その後も、国体思想の確立に貢献した志士たちは、商品経済の拡大に伴う国民共同体の破壊に警鐘を鳴らした。会沢正志斎(一七八二年~一八六三年)は『新論』(一八二五年)で、「富溢れて貧を生じ、貧は弱に相依る」と書き、一方藤田東湖(一八〇六~一八五五年)は『弘道館記述義』(一八四七)において「蒼生安寧」を強調して次のように主張した。
「臣彪謹んで案ずるに、民の道たるや、憂は飢寒より切なるはなし。天祖、始めて種穀・養蚕の道を開きたまひ、民、ここに於てか衣食す。患は疾病・災害より甚しきはなし。大己貴命・少名彦命、始めて療病・厭災の方を定めて、民、ここに於てか全活せり。居は宮室より安きはなく、哀は死喪より惨なるはなし。素戔鳴尊・五十猛命、山林を殖ゑて材木を足し、民、ここに於てその生を養ひ、その終りを慎む…一として民を恤み生を厚くするの誠に出でざるはなし。これ神皇、政を発し仁を施したまふの大略なり。ここを以て天下乂安、四海虞れなく、年穀豊饒にして、家ごとに給し、人ごとに足れり。所謂「蒼生これを以て安寧」とは、豈に信に然らずや」[viii]

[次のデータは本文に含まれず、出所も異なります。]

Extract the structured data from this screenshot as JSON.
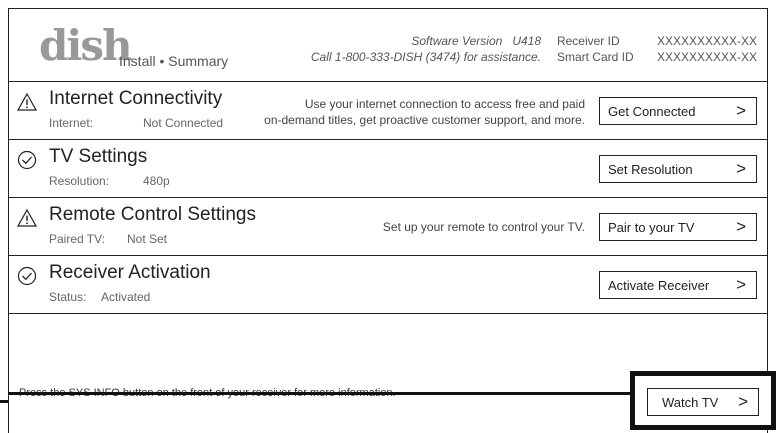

明治維新は、国民共同体の回復を理想とするものであったが、わが国の資本主義が発展する中で事態は悪化していった。これに対して、明治三十八年八月には在野の歴史家、山路愛山が国家社会党を結成し、その党宣言で 「……二千五百年間君臣の情、家人父子の如く其間未だ嘗て一毫の芥蒂なく君主の心は則ち臣民の心たり。二の者にして一、一にして二、膠漆の如く水魚の如く之を千秋万才に伝えんと期する者は是豈日本国体の精華にして吾人の世界に向つて誇揚せんと欲する所にあらずや」と謳った。彼の国家社会主義は、「皇室を人民の父母とする」との信念によって支えられていた。彼はそれを、『続日本紀』にある、「兆民を優労す(天平二十年)」、「四海に君臨し、兆民を子育す(宝亀四年)」、「宇宙に君臨し、黎元を子育す(同五年)」、「朕は百姓の父母たり(天応元年)」、「朕は民の父母たり(延暦六年)」といった詔勅の一節によって裏付けようと試みた。
「君臣相親みて上下相愛」する国民共同体では、生産活動、生活における相互扶助の伝統が脈々と続いてきた。農村社会を中心に家族的な協力の慣習が根付いている。互酬的行為としての「結い」や、再分配行為としての「もやい」は、その代表的な形態である。一方、わが国には、潅漑用水、漁場、森林、牧草地など、コモンズ(共有地)が存在してきた。
二宮尊徳にも影響を与えた人物であり、富士山信仰と実践道徳を結合させた宗教組織「不二道」を指導した小谷三志(一七六五~一八四一年)が、農民間の互助精神の復興に強い影響を与えたのも決して偶然ではなかった。三志の弟子や共鳴者たちは、水害の堤防復旧や河川の流れを変える瀬替え、川ざらいなどの奉仕活動に従事し、互助精神の復興に貢献した[ix]。ちなみに、文政十(一八二七)年に小谷に入門した柴田花守の次男介次郎は、副島種臣らとも交流があった。